In my life, I do what I like because there is no other way to live. If this is all I will ever have, all of what I can see both behind and before me, then I know my limits, and I will do what I like between them until time runs out. And I like what I do so far. I'm happy today, I expect to be happy tomorrow, and I'm still learning. That's all I can say. Through all of what I have seen and felt both about myself and others, I still feel ok.
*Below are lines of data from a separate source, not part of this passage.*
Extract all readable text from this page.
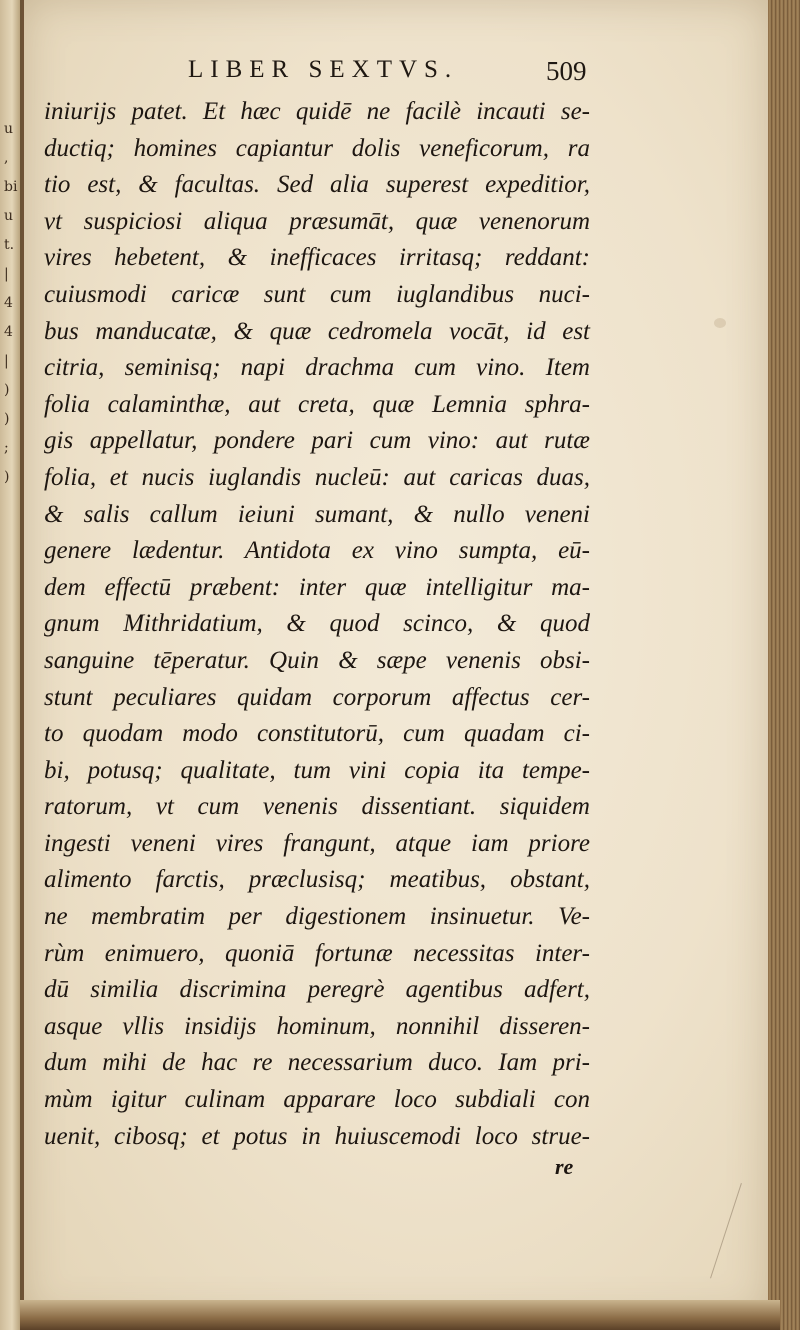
u
,
bi
u
t.
|
4
4
|
)
)
;
)
LIBER SEXTVS.	509
iniurijs patet. Et hæc quidē ne facilè incauti se-
ductiq; homines capiantur dolis veneficorum, ra
tio est, & facultas. Sed alia superest expeditior,
vt suspiciosi aliqua præsumāt, quæ venenorum
vires hebetent, & inefficaces irritasq; reddant:
cuiusmodi caricæ sunt cum iuglandibus nuci-
bus manducatæ, & quæ cedromela vocāt, id est
citria, seminisq; napi drachma cum vino. Item
folia calaminthæ, aut creta, quæ Lemnia sphra-
gis appellatur, pondere pari cum vino: aut rutæ
folia, et nucis iuglandis nucleū: aut caricas duas,
& salis callum ieiuni sumant, & nullo veneni
genere lædentur. Antidota ex vino sumpta, eū-
dem effectū præbent: inter quæ intelligitur ma-
gnum Mithridatium, & quod scinco, & quod
sanguine tēperatur. Quin & sæpe venenis obsi-
stunt peculiares quidam corporum affectus cer-
to quodam modo constitutorū, cum quadam ci-
bi, potusq; qualitate, tum vini copia ita tempe-
ratorum, vt cum venenis dissentiant. siquidem
ingesti veneni vires frangunt, atque iam priore
alimento farctis, præclusisq; meatibus, obstant,
ne membratim per digestionem insinuetur. Ve-
rùm enimuero, quoniā fortunæ necessitas inter-
dū similia discrimina peregrè agentibus adfert,
asque vllis insidijs hominum, nonnihil disseren-
dum mihi de hac re necessarium duco. Iam pri-
mùm igitur culinam apparare loco subdiali con
uenit, cibosq; et potus in huiuscemodi loco strue-
re
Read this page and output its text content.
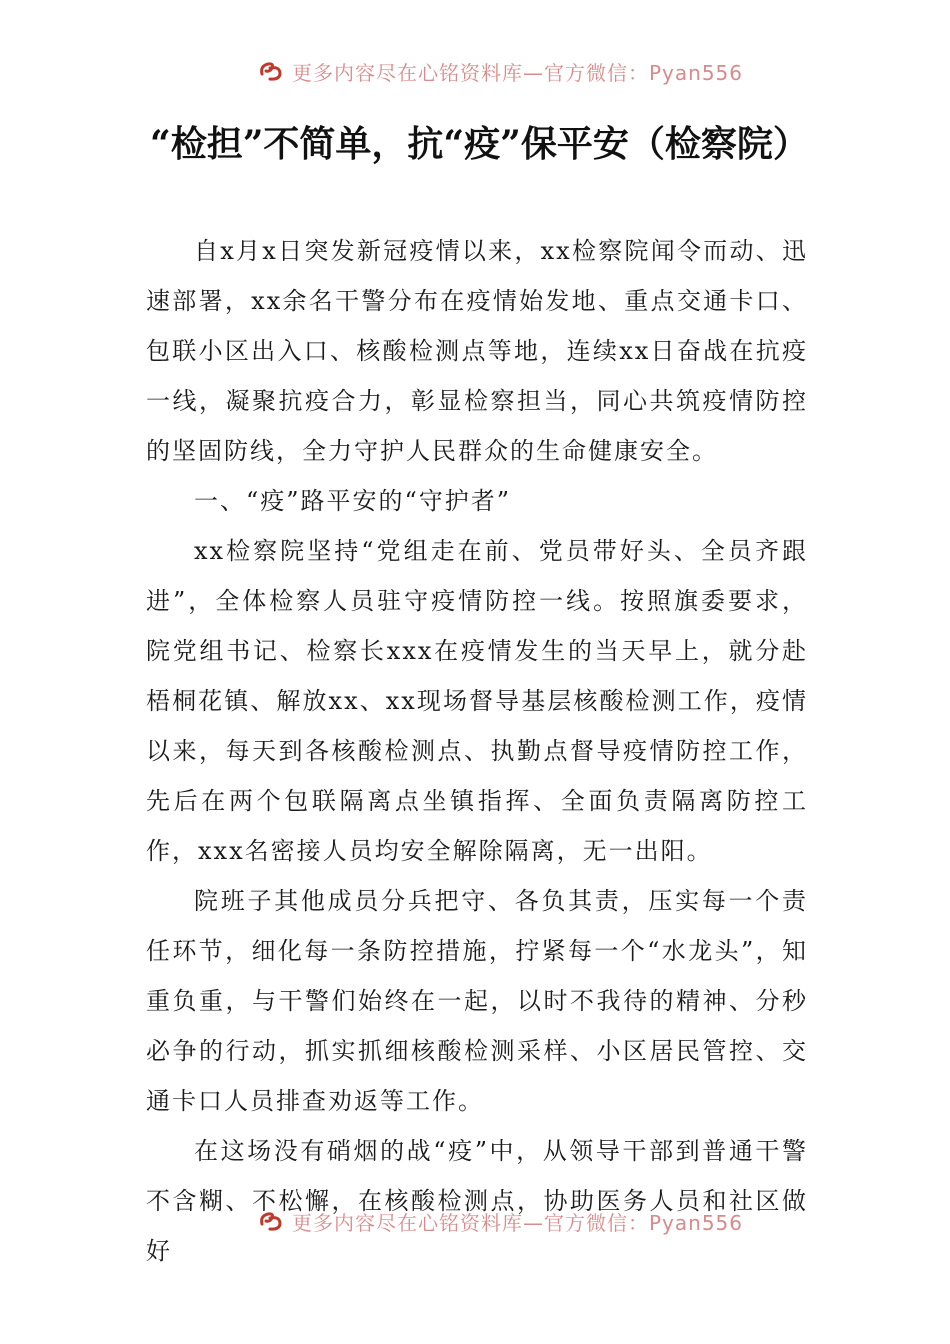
更多内容尽在心铭资料库—官方微信：Pyan556
“检担”不简单，抗“疫”保平安（检察院）

自x月x日突发新冠疫情以来，xx检察院闻令而动、迅速部署，xx余名干警分布在疫情始发地、重点交通卡口、包联小区出入口、核酸检测点等地，连续xx日奋战在抗疫一线，凝聚抗疫合力，彰显检察担当，同心共筑疫情防控的坚固防线，全力守护人民群众的生命健康安全。

一、“疫”路平安的“守护者”

xx检察院坚持“党组走在前、党员带好头、全员齐跟进”，全体检察人员驻守疫情防控一线。按照旗委要求，院党组书记、检察长xxx在疫情发生的当天早上，就分赴梧桐花镇、解放xx、xx现场督导基层核酸检测工作，疫情以来，每天到各核酸检测点、执勤点督导疫情防控工作，先后在两个包联隔离点坐镇指挥、全面负责隔离防控工作，xxx名密接人员均安全解除隔离，无一出阳。

院班子其他成员分兵把守、各负其责，压实每一个责任环节，细化每一条防控措施，拧紧每一个“水龙头”，知重负重，与干警们始终在一起，以时不我待的精神、分秒必争的行动，抓实抓细核酸检测采样、小区居民管控、交通卡口人员排查劝返等工作。

在这场没有硝烟的战“疫”中，从领导干部到普通干警不含糊、不松懈，在核酸检测点，协助医务人员和社区做好

更多内容尽在心铭资料库—官方微信：Pyan556
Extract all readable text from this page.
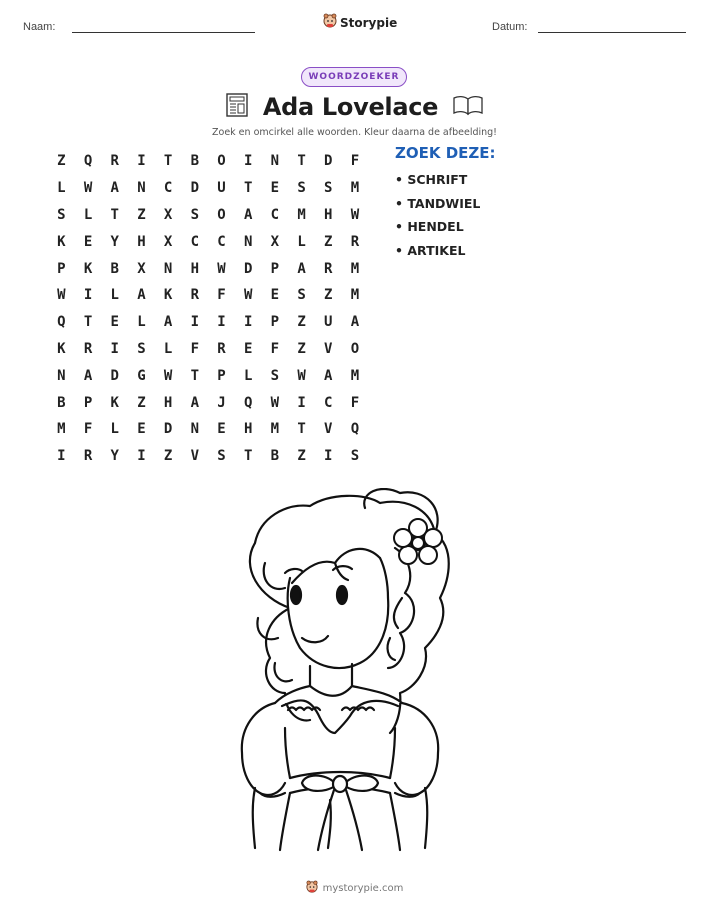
Naam:	Storypie	Datum:
WOORDZOEKER
Ada Lovelace
Zoek en omcirkel alle woorden. Kleur daarna de afbeelding!
Z	Q	R	I	T	B	O	I	N	T	D	F
L	W	A	N	C	D	U	T	E	S	S	M
S	L	T	Z	X	S	O	A	C	M	H	W
K	E	Y	H	X	C	C	N	X	L	Z	R
P	K	B	X	N	H	W	D	P	A	R	M
W	I	L	A	K	R	F	W	E	S	Z	M
Q	T	E	L	A	I	I	I	P	Z	U	A
K	R	I	S	L	F	R	E	F	Z	V	O
N	A	D	G	W	T	P	L	S	W	A	M
B	P	K	Z	H	A	J	Q	W	I	C	F
M	F	L	E	D	N	E	H	M	T	V	Q
I	R	Y	I	Z	V	S	T	B	Z	I	S
ZOEK DEZE:
• SCHRIFT
• TANDWIEL
• HENDEL
• ARTIKEL
mystorypie.com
Some days aren't so great, but things pass more quickly than you'd expect, and that's the one thing that we can guarantee will happen day or night.
I can honestly say that I would be nowhere else in life than right here, right now, with you, with him, and with myself as the person I am. Sure, I regret things, but there is no use for it and I try not to linger on what I've missed out on. For the first time... I can look up and see the stars, because they were only hiding behind the clouds.